What put the Irish on that track has many layers and tentacles, but central to them all were the 93 exit interviews with players in December and Kelly putting those suggestions to work.
Kelly’s offensive-centric lean in practice sessions and the figurehead red tape that kept him more distant from his team than he wanted to be for the first seven years of his ND tenure are the two most welcome casualties of the old regime.
Accessibility, whether it be at the 5:45 a.m., workouts or at other times throughout the day, is something McGlinchey pushed for, and others followed suit.
“I think it’s just the lines of communication and the relationship,” McGlinchey said of how that’s made the team better. “It’s hard to want to go to work and play with somebody and give everything you’ve got if you don’t truly know who they are.
“I’m not saying we didn’t know who coach Kelly was. But we needed to know what’s important first. And we (now) feel as though to coach Kelly his players are what’s most important to him, and he’s shown that.
“He knows he needed to show his face a little more than he was doing. He’s done that to a great extent. I think it’s going to pay dividends. It’s kind of cliché and it’s kind of corny, but relationships and playing with your best friends, it’s a lot easier to do that when everyone gets along and everyone wants to be around each other.”
Individually, McGlinchey admits to having plenty of room for improvement. That also goes collectively for an offensive line that may not have been the most flawed position group in 2016 but arguably was ND’s most underachieving.
On Wednesday’s first spring practice, McGlinchey was back on the left side next to senior guard Quenton Nelson — another projected high draft pick who deferred the NFL dream for at least another year. Senior Sam Mustipher returned at center.
On the right side, though, last year’s starting right tackle, senior Alex Bars, has moved inside to guard, while sophomore prodigy Tommy Kraemer took first-team reps at right tackle.
“I think we’re building that kind of cohesiveness and chemistry that, moving forward, is going to be extremely beneficial,” McGlinchey said. “We got caught in a couple of positions last year that we didn’t want to be in. And we’re going to do our best to eliminate that.”

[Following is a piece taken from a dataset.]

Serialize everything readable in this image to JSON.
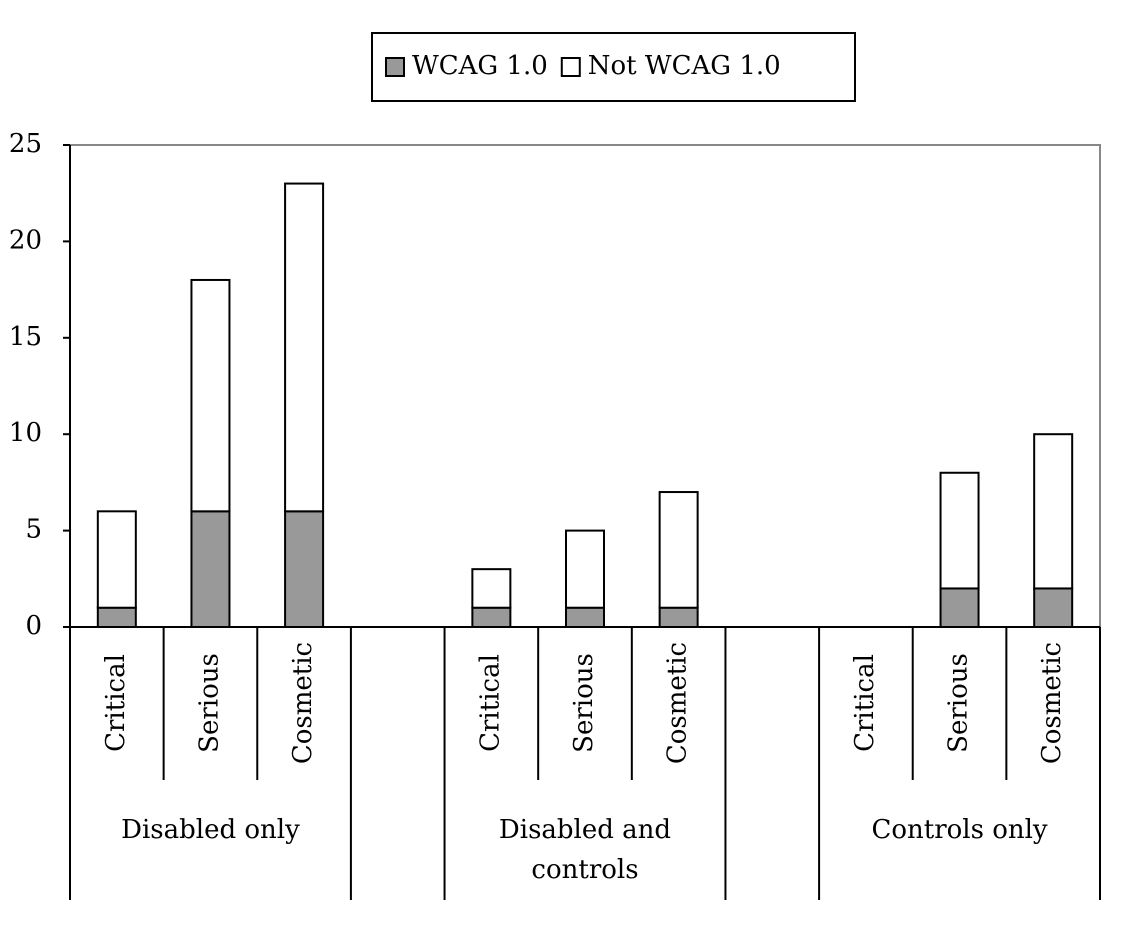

That includes the plethora of illegal procedure penalties charged to McGlinchey, which by his own count reached 12 in 2016. He also wants to eliminate the growing pains that came from moving from his comfort zone at right tackle to the left side.
And Kelly believes the Irish coaching staff shares in that responsibility.
“We owed him something on our end as well,” Kelly said of McGlinchey’s decision to return for a fifth year. “And that was to physically develop him, to mentally develop him as a captain and as a leader, and then to develop his skill.”
That formula definitely paid off for recent Irish left tackles Zack Martin and Ronnie Stanley, each of whom made significant improvement and went in the top half of the NFL Draft’s first round a year after making a decision to stay put.
“I’m not going into the NFL to be a first-rounder on paper,” he said. “I want to be the best that I can be when I get there. I’m setting myself up for a career there. I wanted to be the best offensive tackle in the country this year and learn from the best coach in the country.
“Obviously, it’s a trend here that we want to continue to learn and be the best that we can be and have the success we know that we can have before we make any decisions because other people are telling us that we’re ready to go.
“We know how to look in the mirror, look at the film, and know what we want to do to improve and how we get to where we want to go.”